Le 21 décembre 2016

Wilfred Moase, représentant de l’Association nationale des clubs d’amateurs d’autos antiques, Arnold Smith, président de la Banque des fermiers de Rustico, Paula Biggar, ministre des Transports, et Rudy Croken, président du club des amateurs d’autos antiques de l’Î.-P.-É.

La première voiture autopropulsée à être importée et conduite sur les routes de l’Amérique du Nord britannique a été commémorée, le dimanche 11 décembre, à la Banque des fermiers de Rustico.  

La première auto en question était la fameuse machine à vapeur achetée aux États-Unis par le père Georges-Antoine Belcourt, qui était alors curé de Rustico, et importée dans ce qui était encore la colonie de l’Île-du-Prince-Édouard.

Selon les articles de journaux de l’époque, l’auto serait arrivée en décembre 1866.  C’est donc pour marquer le 150e anniversaire d’arrivée de la toute première auto au Canada que le club des amateurs d’autos antiques de l’Île (PEI Antique Car Club) a décidé d’organiser un événement pour marquer le début de l’histoire de l’automobile dans ce qui n’était pas encore officiellement le Canada.  

Le président du club des amateurs d’autos antiques de l’Île, Rudy Croken, a présenté une plaque commémorative bilingue au Musée de la banque des fermiers.  Le représentant de l’Association nationale des clubs d’amateurs d’autos antiques, Wilfred Moase, a lui aussi présenté une plaque bilingue, pour ajouter à la reconnaissance du moment historique.

Le gouvernement de l’Île-du-Prince-Édouard, représenté lors de l’événement par la ministre des Transports, Paula Biggar, a aussi présenté un certificat commémoratif, en anglais seulement cependant, alors même que l’événement dont on commémorait l’importance s’était produit en sol acadien et francophone.  

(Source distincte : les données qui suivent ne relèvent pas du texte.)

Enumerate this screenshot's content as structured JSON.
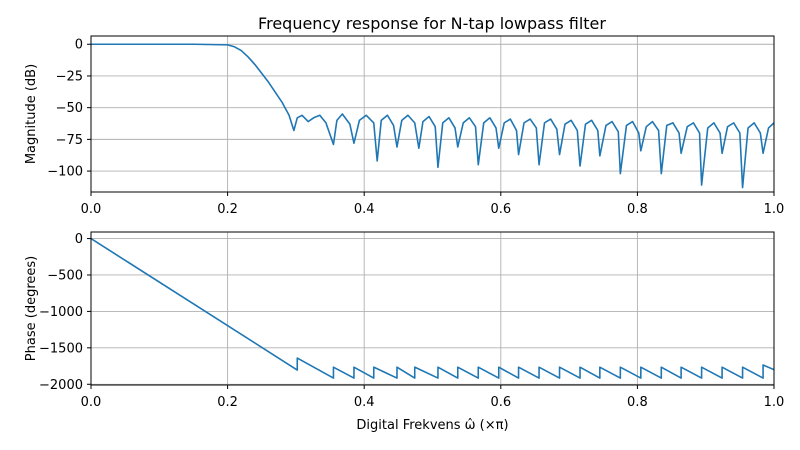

Tout au long de l’après-midi, les différents intervenants ont vanté les mérites de l’abbé Georges-Antoine Belcourt, et sa capacité à se projeter loin dans le futur.  C’est ainsi, a-t-on soutenu durant les allocutions, qu’en voyant ce véhicule autopropulsé lors d’un de ses voyages aux États, il aurait tout de suite compris son impact sur l’avenir.  

L’auto aurait été achetée pour la somme, considérable à l’époque, de 300 $.  En plus de servir au déplacement des personnes, l’auto pouvait aussi être utilisée pour pomper de l’eau et arroser un jardin, aussi curieux que cela paraisse.  

«Cette auto n’était pas confortable, et elle n’était pas non plus très fiable, mais elle était la première», a rappelé la ministre des Transports, Paula Biggar.  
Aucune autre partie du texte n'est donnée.